The Buffalo Presbyterian Church is a historic church in Montello, Wisconsin that was formally organized on June 6, 1858. Its building, also known as the Wee White Kirk, was built in 1865 and is listed as Site Number 102 of the American Presbyterian/Reformed Historic Sites Registry.

==History==
Scottish settlers organized the Buffalo Associate Presbyterian Church in 1852. The church was founded on June 6, 1858 by Reverend S. H. Barteau with twelve members under the Presbyterian and Congregational General Convention of Wisconsin. The church did not have a regular minister for six months until Barteau was hired for the subsequent six months.
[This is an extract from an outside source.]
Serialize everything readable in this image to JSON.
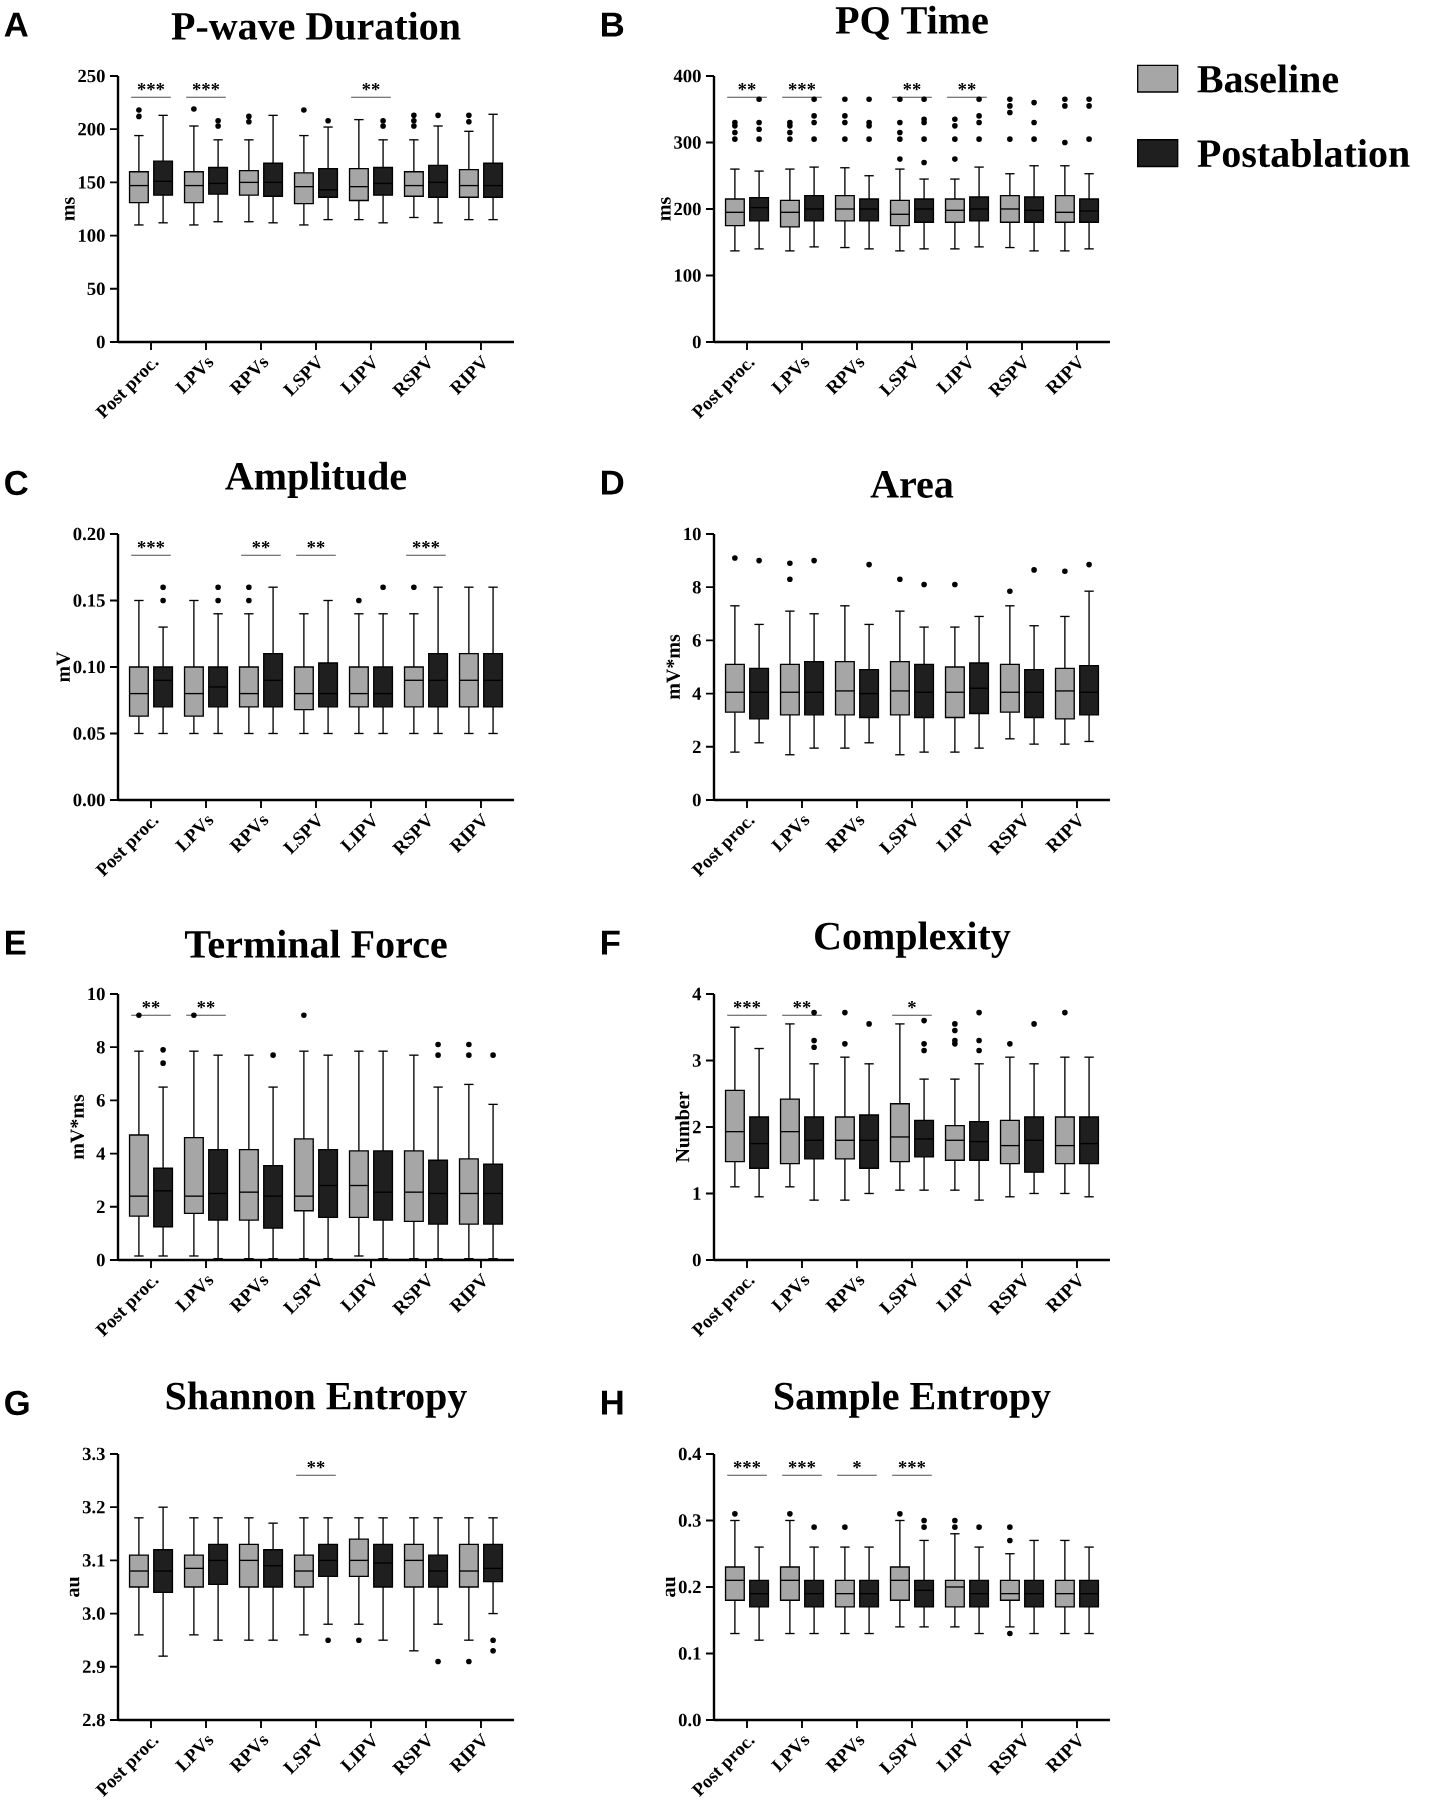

The church was without a regular minister for several more months until Reverend A. C. Lathrop became minister for two years. After the 18-month tenure of Reverend L. Parker from March 1862 to September 1863, there was no regular minister between September 1863 to June 1868. The Presbytery of Wisconsin (under the United Presbyterian Church of North America) was founded here on October 12, 1864. The congregation was dissolved in 1905.

The church building was built in 1865. The Buffalo United Presbyterian Cemetery Association maintains the property.